Remember ME - You Me and Dementia

April 19, 2012

GERMANY: No regrets! Old people who learn not to linger on 'what might have been' are happier - and cope better with stress

LONDON, England / The Daily Mail / Science & Technology / April 19, 2012

By Tamara Cohen


No regrets? Learning to banish
your regrets could be a survival
mechanism critical
to a happy old age



If you HAVE had a few regrets, it might be to best to let them go, as dwelling on what might have been makes for a miserable old age, a study suggests.

German scientists say regrets naturally decrease as we get older – as we try to make the most of the time we have left and have fewer opportunities for second chances.

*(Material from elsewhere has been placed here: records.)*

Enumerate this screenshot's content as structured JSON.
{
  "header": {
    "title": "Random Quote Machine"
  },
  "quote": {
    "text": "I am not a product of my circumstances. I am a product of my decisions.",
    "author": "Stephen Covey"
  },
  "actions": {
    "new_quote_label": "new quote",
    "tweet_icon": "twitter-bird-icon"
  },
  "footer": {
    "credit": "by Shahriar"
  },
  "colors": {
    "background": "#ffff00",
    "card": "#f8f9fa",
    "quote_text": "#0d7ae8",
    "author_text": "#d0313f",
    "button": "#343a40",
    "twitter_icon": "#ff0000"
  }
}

Younger people feel them far more acutely, as from an evolutionary perspective it is more important they learn not to repeat their mistakes. But old people who've learnt to repress them most effectively feel less stress and control OTHER emotions more effectively. Learning to banish your regrets could be a survival mechanism critical to a happy old age.

The researchers used brain scans to test three groups – youngsters with an average age of 25, a healthy older group and a depressed older group, both with an average age of 66. All completed a computer game in which they had to open a series of boxes containing either money or a cartoon picture of a devil – which meant they lost all the money they had made and the exercise ended.

After each box, they could decide to bank the money or carry on in search of more - rather like the gameshow Who Wants to be a Millionaire?

When the game ended, they were shown how far they could have gone without losing it all.

They researchers found that the younger people and the depressed older people – who had all become depressed for the first time after the age of 55 - were more likely to take more risks in subsequent rounds.

But for the healthy older people, it did not change their behaviour significantly after each group of 20 people played around 80 rounds each.

In the brain scans, the activity in their ventral striatum, which is involved in the feeling of regret and the anterior cingulate cortex, where emotion is regulated, was similar in the young and depressed groups.

Meanwhile the healthy pensioners showed a distinctly different pattern of brain activity – suggesting they were experiencing less regret and regulating their emotions more effectively.

Their heart rates were also slower and ‘skin conductance’ tests showed less sweat production, indicating they were feeling less stress than the other two groups when confronted with a missed opportunity.

Lead author Dr Stefanie Brassen of Hamburg University Medical Centre said people who are content in old age may use ‘mental strategies’ which they may not even be aware of – such as reassuring themselves that the results were only chance.

The authors suggest these could be used to help others improve their mental state.

They wrote in the journal Science: ‘As opportunities to undo regrettable situations decline with age, a reduced engagement into these situations represents a potentially protective strategy to maintain well-being in older age.

'Yet little is known about the underlying neurobiological mechanisms supporting this claim. Our results suggest that disengagement from regret reflects a critical resilience factor in older age.’